The unit pulled individuals from various units to create the funeral detail team. But that process didn’t look closely at the soldiers being pulled.

The move created a sense of isolation for some and compounded problems for others who had off-duty challenges in addition to these new tasks. The same team was often assigned three funeral details a week. That meant they were frequently preparing for, conducting or returning from a funeral all week, each week.

“We learned that those funeral details are not necessarily maintaining unit integrity,” Kline said. The members were not well screened and the constant exposure to mourning and death didn’t help.

But the team does more than simply point out trouble spots. They work the process much like a unit commander would see on a combat training center rotation. The CAT team operates as the observer-controllers do — pointing out flaws and watching as the unit formulates its own solutions, with some guidance.

Some commanders only have themselves and their senior staff in the meetings, others have brought in junior and senior enlisted to gauge their response to some of what the CAT team has discovered, Kline said.

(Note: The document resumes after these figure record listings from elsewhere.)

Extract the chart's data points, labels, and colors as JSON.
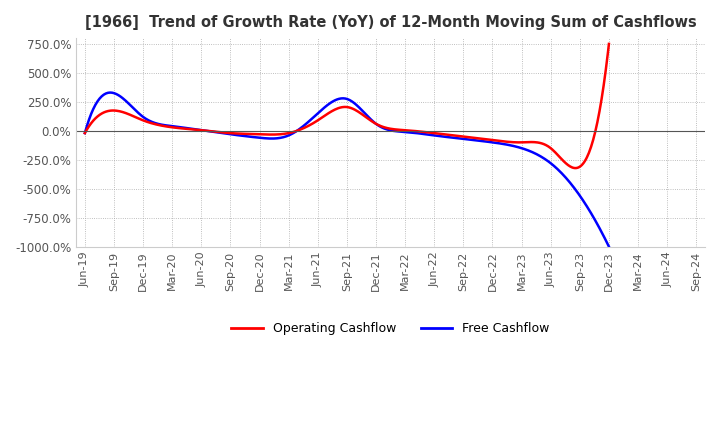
{
  "title": "[1966]  Trend of Growth Rate (YoY) of 12-Month Moving Sum of Cashflows",
  "ylim": [
    -1000,
    800
  ],
  "yticks": [
    750,
    500,
    250,
    0,
    -250,
    -500,
    -750,
    -1000
  ],
  "ytick_labels": [
    "750.0%",
    "500.0%",
    "250.0%",
    "0.0%",
    "-250.0%",
    "-500.0%",
    "-750.0%",
    "-1000.0%"
  ],
  "background_color": "#ffffff",
  "grid_color": "#aaaaaa",
  "operating_color": "#ff0000",
  "free_color": "#0000ff",
  "x_labels": [
    "Jun-19",
    "Sep-19",
    "Dec-19",
    "Mar-20",
    "Jun-20",
    "Sep-20",
    "Dec-20",
    "Mar-21",
    "Jun-21",
    "Sep-21",
    "Dec-21",
    "Mar-22",
    "Jun-22",
    "Sep-22",
    "Dec-22",
    "Mar-23",
    "Jun-23",
    "Sep-23",
    "Dec-23",
    "Mar-24",
    "Jun-24",
    "Sep-24"
  ],
  "operating_cashflow": [
    -20,
    175,
    90,
    30,
    5,
    -20,
    -30,
    -20,
    90,
    205,
    60,
    5,
    -20,
    -50,
    -80,
    -100,
    -150,
    -310,
    750,
    null,
    null,
    null
  ],
  "free_cashflow": [
    -20,
    325,
    120,
    40,
    5,
    -30,
    -60,
    -40,
    150,
    275,
    60,
    -10,
    -40,
    -70,
    -100,
    -150,
    -280,
    -560,
    -1000,
    null,
    null,
    null
  ]
}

The next steps break down a plan with the battalion commander, laying out what areas will be quick hits, meaning minor changes that could produce immediate results. That might mean conducting regular, unit-wide awards and decorations ceremonies consistently across ranks and formations.

The CAT team will also highlight areas that may take longer to change and require more work, such as improving communication.

Kline shared some results from a review of 3rd Brigade, 10th Mountain Division at Fort Johnson, Louisiana.

From the assessments, the command found that they needed to share assessment results with the unit, build support networks that included fellow unit commanders, chaplains, Holistic Health and Fitness cadre and other soldier-focused organizations.

The brigade then added in a series of changes, some of which included a Mountain Mentor Program that trained corporals, specialists and sergeants on leadership expertise, a “Patriot Standards Book” specific to the unit that laid out the expectations for soldiers in 3rd Brigade, the “Patriots.”

The unit also began airing monthly 15-minute “Patriot Points” through a YouTube video session.

One of the key trends in well-performing units is good communication, Kline said. Those units where soldiers had clear communication from both their command and across the formation had better measures of unit cohesion.

Effective communication also gave soldiers some predictability in their schedules. When they knew what they were doing day-to-day or week-to-week, it helped reduce family and work stress, he said.

The work goes beyond the CAT Team. The final step involves another team from the Walter Reed Army Institute Research, which visits the unit 90 days after the CAT Team to see what they’ve done to implement recommended changes.

Currently, the CAT Team has a six to eight-unit annual capacity, next year’s schedule is finalized and the 2025 schedule is under review, Kline said.

Todd South has written about crime, courts, government and the military for multiple publications since 2004 and was named a 2014 Pulitzer finalist for a co-written project on witness intimidation. Todd is a Marine veteran of the Iraq War.